What have we learned about Siberia so far? The gardens are amazing; it seems as though every house in a village has its own beautiful garden with deep, dark soil either just planted or now ready to plant.
The buildings are beautiful. Lots of wood, lots of color.
The lake is amazing. By volume, it’s the world’s largest freshwater lake – 20 percent of all unfrozen fresh water in the world is here, more than the five Great Lakes combined. We hiked the four miles into town and then back yesterday for some great views, and then had dinner last night at a hotel in Nikola with a million-dollar view of the lake. Gorgeous.
And the food. There is a local fish here that’s described as a distant relative to salmon. You eat it as caviar, raw, pickled, smoked, fried – you name it. All washed down with vodka, of course, and with the tastiest rye bread you’ve ever had.
We’re staying in a little, rustic lodge. It’s not fancy – we’re sharing a bathroom, for God’s sake! – but said bathroom does have a heated floor and a tile representation of the Roman Coliseum! The former seems somewhat more appropriate than the latter and of course makes me feel like we’re visiting Becky in Duluth. Oh yeah, and the lodge has a cat. Guess how long it took Mark to make friends.

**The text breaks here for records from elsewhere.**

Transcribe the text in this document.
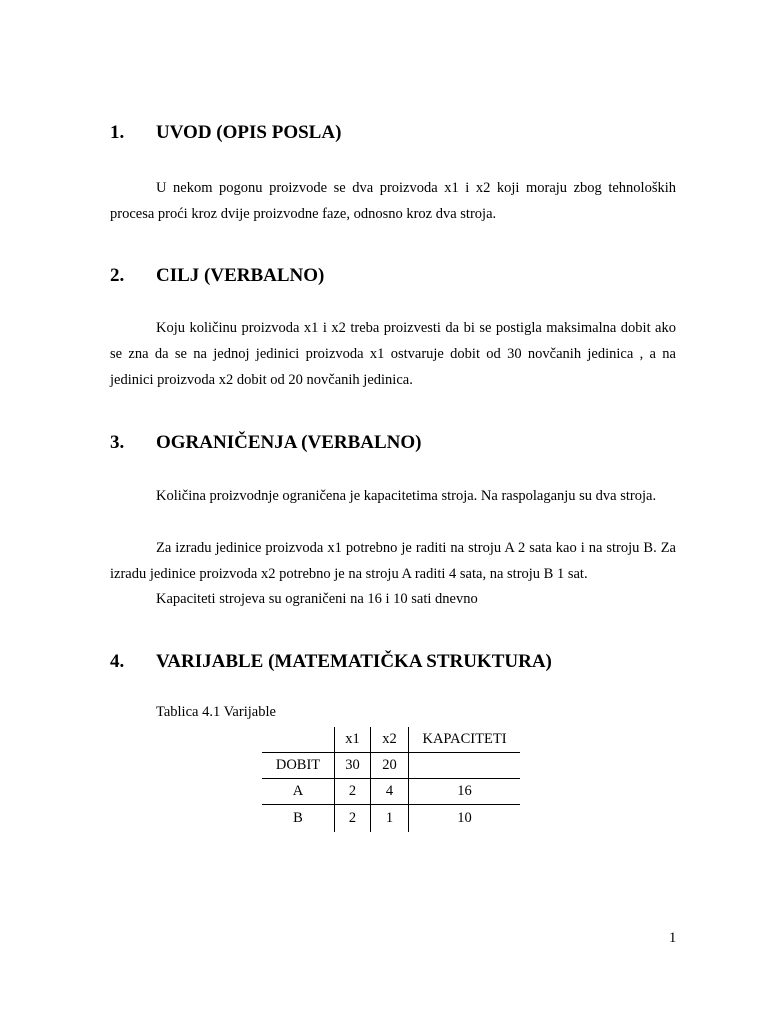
1. UVOD (OPIS POSLA)

U nekom pogonu proizvode se dva proizvoda x1 i x2 koji moraju zbog tehnoloških procesa proći kroz dvije proizvodne faze, odnosno kroz dva stroja.

2. CILJ (VERBALNO)

Koju količinu proizvoda x1 i x2 treba proizvesti da bi se postigla maksimalna dobit ako se zna da se na jednoj jedinici proizvoda x1 ostvaruje dobit od 30 novčanih jedinica , a na jedinici proizvoda x2 dobit od 20 novčanih jedinica.

3. OGRANIČENJA (VERBALNO)

Količina proizvodnje ograničena je kapacitetima stroja. Na raspolaganju su dva stroja.

Za izradu jedinice proizvoda x1 potrebno je raditi na stroju A 2 sata kao i na stroju B. Za izradu jedinice proizvoda x2 potrebno je na stroju A raditi 4 sata, na stroju B 1 sat.

Kapaciteti strojeva su ograničeni na 16 i 10 sati dnevno

4. VARIJABLE (MATEMATIČKA STRUKTURA)

Tablica 4.1 Varijable

	x1	x2	KAPACITETI
DOBIT	30	20	
A	2	4	16
B	2	1	10
1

We’re not entirely sure what’s up for the rest of the day. The young woman who acts as the manager here asked what time we’d like breakfast. Being morning people we suggested 7:00 AM. She countered with 9:00 AM and in our best negotiating style we said OK, so that’s what it will be. There’s supposed to be a 12-mile hike on the lake up to another little town that we’re going to try to do, if we can figure out how to catch a boat back at the end.
We can manage 12 miles, but 24 would be a challenge with a sprained wrist. Otherwise it would be no problem, of course.